Мысль о том, что в дальнейшем я, может быть, научусь мириться с этим, всё чаще давила мне мозг, рыхлила сознание. Изъяны в искусстве так же должны быть естественны, как и во всём вокруг? В том числе те изъяны, что привнесены куплей-продажей? Тогда что я могу находить в нём, в его, так сказать, неизвращённом, идеальном состоянии, если таковое, как утверждается, всегда желательно и всегда предпочтительно устремляться только к нему?
В своей жизни я даже не пробовал заниматься живописанием или графикой. Не чувствовал потребности в этом. Но во всяком, кто хотя бы в малости умел проявить себя в этих искусствах, я готов был видеть людей особенного интеллектуального склада – творцов собственного духа. Проникаясь уважением к ним, я входил в трансцендентный, расплывчатый, изменчивый и постоянно растворяющийся мир художественной эстетики, где распахнутым настежь образам отведено высшее значение. В этом мире я ощущал себя достаточно комфортно, как человек, сам пожелавший целиком отдать себя во власть его завораживающей свободы.
А что – в конце?
Что должно стать приобретением для меня?
Ведь, как и многие тысячи, нет: миллионы людей, находясь посреди накопленных образцов искусства и лжеискусства, я по-своему впитывал и впитал в себя часть их волшебной содержательности, рассчитывая, что эта прибавка должна поднимать меня над самим собой, облагораживать мою чувственность и мою ответственность перед своими поступками, быть мне отнюдь не в огорчение, а непременно в удовольствие, в радость и в сладость.

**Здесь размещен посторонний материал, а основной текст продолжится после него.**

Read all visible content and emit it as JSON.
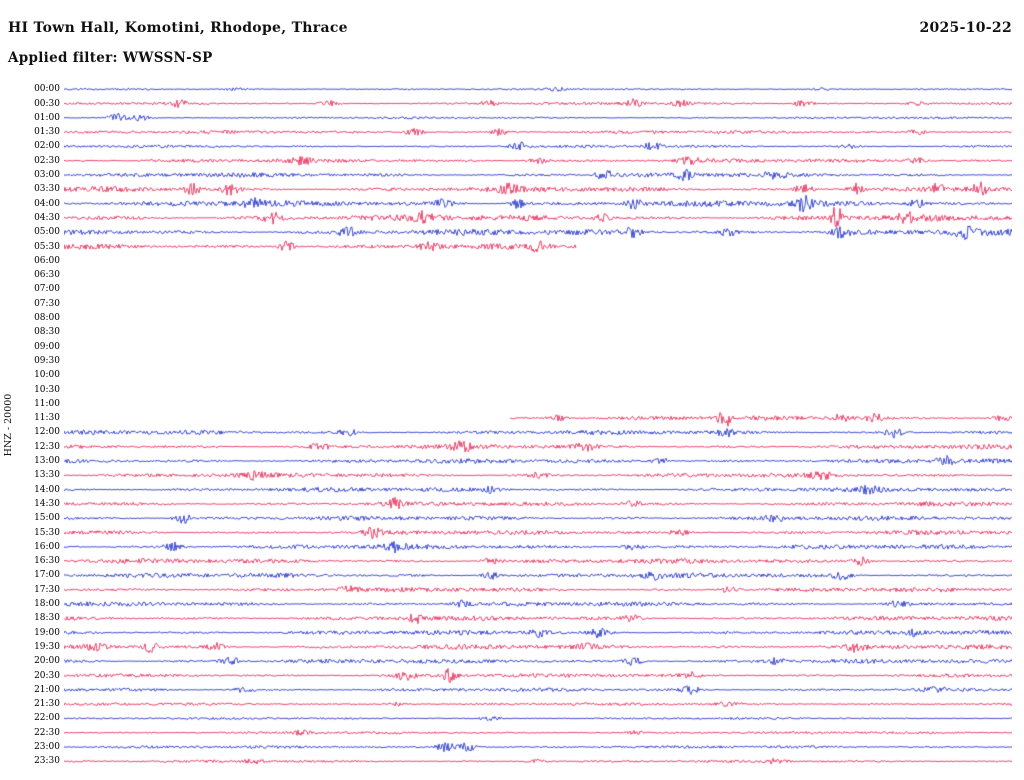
{
  "header": {
    "title": "HI Town Hall, Komotini, Rhodope, Thrace",
    "date": "2025-10-22",
    "filter": "Applied filter: WWSSN-SP"
  },
  "axis": {
    "left_label": "HNZ - 20000"
  },
  "chart_data": {
    "type": "line",
    "subtype": "helicorder-seismogram",
    "station": "HI Town Hall, Komotini, Rhodope, Thrace",
    "channel": "HNZ",
    "scale": "20000",
    "date": "2025-10-22",
    "filter": "WWSSN-SP",
    "minutes_per_row": 30,
    "row_count": 48,
    "background": "#ffffff",
    "colors": {
      "blue": "#1222c8",
      "red": "#e6194b"
    },
    "legend": "rows alternate blue/red every 30 minutes; data gap from ~05:46 to ~11:44",
    "rows": [
      {
        "time": "00:00",
        "color": "blue",
        "amp": 1.0,
        "bursts": [
          [
            0.18,
            1.5
          ],
          [
            0.52,
            1.5
          ],
          [
            0.8,
            1.2
          ]
        ]
      },
      {
        "time": "00:30",
        "color": "red",
        "amp": 1.5,
        "bursts": [
          [
            0.12,
            3
          ],
          [
            0.28,
            2.5
          ],
          [
            0.45,
            2.5
          ],
          [
            0.6,
            4.5
          ],
          [
            0.65,
            3
          ],
          [
            0.78,
            3.5
          ],
          [
            0.9,
            2
          ]
        ]
      },
      {
        "time": "01:00",
        "color": "blue",
        "amp": 1.2,
        "bursts": [
          [
            0.055,
            4.5
          ],
          [
            0.08,
            3
          ]
        ]
      },
      {
        "time": "01:30",
        "color": "red",
        "amp": 1.8,
        "bursts": [
          [
            0.37,
            3.5
          ],
          [
            0.46,
            3
          ],
          [
            0.9,
            2.5
          ]
        ]
      },
      {
        "time": "02:00",
        "color": "blue",
        "amp": 1.5,
        "bursts": [
          [
            0.48,
            4.5
          ],
          [
            0.62,
            3.5
          ],
          [
            0.83,
            2
          ]
        ]
      },
      {
        "time": "02:30",
        "color": "red",
        "amp": 2.2,
        "bursts": [
          [
            0.25,
            3
          ],
          [
            0.5,
            3
          ],
          [
            0.66,
            3.2
          ],
          [
            0.9,
            2.8
          ]
        ]
      },
      {
        "time": "03:00",
        "color": "blue",
        "amp": 2.5,
        "bursts": [
          [
            0.57,
            4.5
          ],
          [
            0.655,
            4
          ],
          [
            0.75,
            3
          ]
        ]
      },
      {
        "time": "03:30",
        "color": "red",
        "amp": 3.0,
        "bursts": [
          [
            0.135,
            6
          ],
          [
            0.175,
            5
          ],
          [
            0.47,
            4
          ],
          [
            0.78,
            5
          ],
          [
            0.835,
            6
          ],
          [
            0.92,
            5
          ],
          [
            0.965,
            6
          ]
        ]
      },
      {
        "time": "04:00",
        "color": "blue",
        "amp": 3.4,
        "bursts": [
          [
            0.2,
            4
          ],
          [
            0.4,
            6
          ],
          [
            0.48,
            5
          ],
          [
            0.6,
            5
          ],
          [
            0.78,
            6.5
          ],
          [
            0.9,
            4
          ]
        ]
      },
      {
        "time": "04:30",
        "color": "red",
        "amp": 3.4,
        "bursts": [
          [
            0.22,
            5
          ],
          [
            0.38,
            5
          ],
          [
            0.57,
            4
          ],
          [
            0.815,
            12
          ],
          [
            0.89,
            5
          ]
        ]
      },
      {
        "time": "05:00",
        "color": "blue",
        "amp": 3.4,
        "bursts": [
          [
            0.3,
            4
          ],
          [
            0.6,
            6
          ],
          [
            0.7,
            4
          ],
          [
            0.82,
            5
          ],
          [
            0.95,
            5
          ]
        ]
      },
      {
        "time": "05:30",
        "color": "red",
        "amp": 3.0,
        "end": 0.54,
        "bursts": [
          [
            0.235,
            5.5
          ],
          [
            0.385,
            4
          ],
          [
            0.5,
            4
          ]
        ]
      },
      {
        "time": "06:00",
        "color": "blue",
        "gap": true
      },
      {
        "time": "06:30",
        "color": "red",
        "gap": true
      },
      {
        "time": "07:00",
        "color": "blue",
        "gap": true
      },
      {
        "time": "07:30",
        "color": "red",
        "gap": true
      },
      {
        "time": "08:00",
        "color": "blue",
        "gap": true
      },
      {
        "time": "08:30",
        "color": "red",
        "gap": true
      },
      {
        "time": "09:00",
        "color": "blue",
        "gap": true
      },
      {
        "time": "09:30",
        "color": "red",
        "gap": true
      },
      {
        "time": "10:00",
        "color": "blue",
        "gap": true
      },
      {
        "time": "10:30",
        "color": "red",
        "gap": true
      },
      {
        "time": "11:00",
        "color": "blue",
        "gap": true
      },
      {
        "time": "11:30",
        "color": "red",
        "amp": 2.4,
        "start": 0.47,
        "bursts": [
          [
            0.52,
            3
          ],
          [
            0.697,
            8
          ],
          [
            0.82,
            4
          ],
          [
            0.855,
            4
          ],
          [
            0.99,
            3
          ]
        ]
      },
      {
        "time": "12:00",
        "color": "blue",
        "amp": 2.5,
        "bursts": [
          [
            0.3,
            3
          ],
          [
            0.7,
            4
          ],
          [
            0.875,
            5
          ]
        ]
      },
      {
        "time": "12:30",
        "color": "red",
        "amp": 2.5,
        "bursts": [
          [
            0.27,
            4
          ],
          [
            0.42,
            4
          ],
          [
            0.55,
            3
          ]
        ]
      },
      {
        "time": "13:00",
        "color": "blue",
        "amp": 2.5,
        "bursts": [
          [
            0.63,
            3
          ],
          [
            0.93,
            4
          ]
        ]
      },
      {
        "time": "13:30",
        "color": "red",
        "amp": 2.5,
        "bursts": [
          [
            0.2,
            3
          ],
          [
            0.5,
            3
          ],
          [
            0.8,
            3
          ]
        ]
      },
      {
        "time": "14:00",
        "color": "blue",
        "amp": 2.5,
        "bursts": [
          [
            0.45,
            3
          ],
          [
            0.85,
            3
          ]
        ]
      },
      {
        "time": "14:30",
        "color": "red",
        "amp": 2.5,
        "bursts": [
          [
            0.35,
            4.5
          ],
          [
            0.6,
            3
          ]
        ]
      },
      {
        "time": "15:00",
        "color": "blue",
        "amp": 2.5,
        "bursts": [
          [
            0.125,
            5
          ],
          [
            0.75,
            3
          ]
        ]
      },
      {
        "time": "15:30",
        "color": "red",
        "amp": 2.5,
        "bursts": [
          [
            0.325,
            4.5
          ],
          [
            0.65,
            3
          ]
        ]
      },
      {
        "time": "16:00",
        "color": "blue",
        "amp": 2.7,
        "bursts": [
          [
            0.115,
            4.5
          ],
          [
            0.35,
            4
          ],
          [
            0.6,
            3
          ]
        ]
      },
      {
        "time": "16:30",
        "color": "red",
        "amp": 2.7,
        "bursts": [
          [
            0.45,
            3
          ],
          [
            0.84,
            4.5
          ]
        ]
      },
      {
        "time": "17:00",
        "color": "blue",
        "amp": 2.7,
        "bursts": [
          [
            0.45,
            4
          ],
          [
            0.62,
            3
          ],
          [
            0.82,
            4
          ]
        ]
      },
      {
        "time": "17:30",
        "color": "red",
        "amp": 2.5,
        "bursts": [
          [
            0.3,
            3
          ],
          [
            0.7,
            3
          ]
        ]
      },
      {
        "time": "18:00",
        "color": "blue",
        "amp": 2.5,
        "bursts": [
          [
            0.42,
            3
          ],
          [
            0.88,
            3
          ]
        ]
      },
      {
        "time": "18:30",
        "color": "red",
        "amp": 2.5,
        "bursts": [
          [
            0.37,
            4.5
          ],
          [
            0.6,
            3
          ]
        ]
      },
      {
        "time": "19:00",
        "color": "blue",
        "amp": 2.5,
        "bursts": [
          [
            0.5,
            4.5
          ],
          [
            0.565,
            4.5
          ],
          [
            0.9,
            3
          ]
        ]
      },
      {
        "time": "19:30",
        "color": "red",
        "amp": 2.7,
        "bursts": [
          [
            0.035,
            4
          ],
          [
            0.09,
            5
          ],
          [
            0.16,
            4
          ],
          [
            0.55,
            3
          ],
          [
            0.835,
            5.5
          ]
        ]
      },
      {
        "time": "20:00",
        "color": "blue",
        "amp": 2.5,
        "bursts": [
          [
            0.175,
            5
          ],
          [
            0.6,
            5.5
          ],
          [
            0.75,
            3
          ]
        ]
      },
      {
        "time": "20:30",
        "color": "red",
        "amp": 2.2,
        "bursts": [
          [
            0.36,
            4.5
          ],
          [
            0.405,
            6.5
          ],
          [
            0.66,
            3
          ]
        ]
      },
      {
        "time": "21:00",
        "color": "blue",
        "amp": 2.0,
        "bursts": [
          [
            0.19,
            3
          ],
          [
            0.66,
            4.5
          ],
          [
            0.92,
            3
          ]
        ]
      },
      {
        "time": "21:30",
        "color": "red",
        "amp": 1.6,
        "bursts": [
          [
            0.35,
            2
          ],
          [
            0.7,
            2
          ]
        ]
      },
      {
        "time": "22:00",
        "color": "blue",
        "amp": 1.2,
        "bursts": [
          [
            0.45,
            2
          ]
        ]
      },
      {
        "time": "22:30",
        "color": "red",
        "amp": 1.4,
        "bursts": [
          [
            0.25,
            2
          ],
          [
            0.6,
            2
          ]
        ]
      },
      {
        "time": "23:00",
        "color": "blue",
        "amp": 1.6,
        "bursts": [
          [
            0.402,
            6.5
          ],
          [
            0.425,
            5
          ]
        ]
      },
      {
        "time": "23:30",
        "color": "red",
        "amp": 1.5,
        "bursts": [
          [
            0.2,
            2
          ],
          [
            0.5,
            2
          ],
          [
            0.75,
            2
          ]
        ]
      }
    ]
  }
}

Выходило ли так? Не преобладало ли тут усреднённое, обывательское и притом излишне усердное блуждание в облаках?
Не мираж ли это?
Как далеко в прошлое отодвинулись события, касавшиеся Кереса и Веналия!

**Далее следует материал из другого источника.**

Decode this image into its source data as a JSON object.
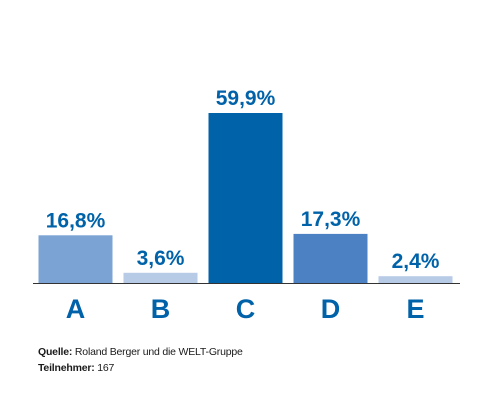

Как сильно они трогали меня благодатным, скромным, радугоцветным возвышением над скучной, бестолковой обыденностью и как беспощадно огорчали немощной, болезненной апофеозикой!
И разве я мог совсем отстраниться от них, забыть их? Перестать размышлять о них?
До настоящей минуты я всё яснее ощущаю их присутствие во мне и рядом со мной, их непрерывность и недоконченность. Не потому это так, что дело всего лишь во мне самом. Ведь я такой же, как другие, кто любит и боготворит искусство. И я не могу не знать и не отдавать отчёта в том, насколько неостановим и губителен тот самый, параллельный, боковой процесс в нём – процесс деградации и упадка.
Многими средствами он теперь ещё и сильно расшевелен и подбодрён. Находятся тьмы людей, не только не желающих видеть в нём некую убивающую, утапливающую, утаптывающую крайность, но и встающих в защиту ему, дают ему приглаженные, убаюкивающие, а то и бесстыдные истолкования, и даже солидные учёные не брезгают участвовать в этой отупляющей сумрачной вакханалии. С сознанием делания полезной работы пишутся исследования и диссертации, и наоборотное, сомнительное проникает уже в сами образы искусства, в их плоть, в их жилы, портит их кровотоки.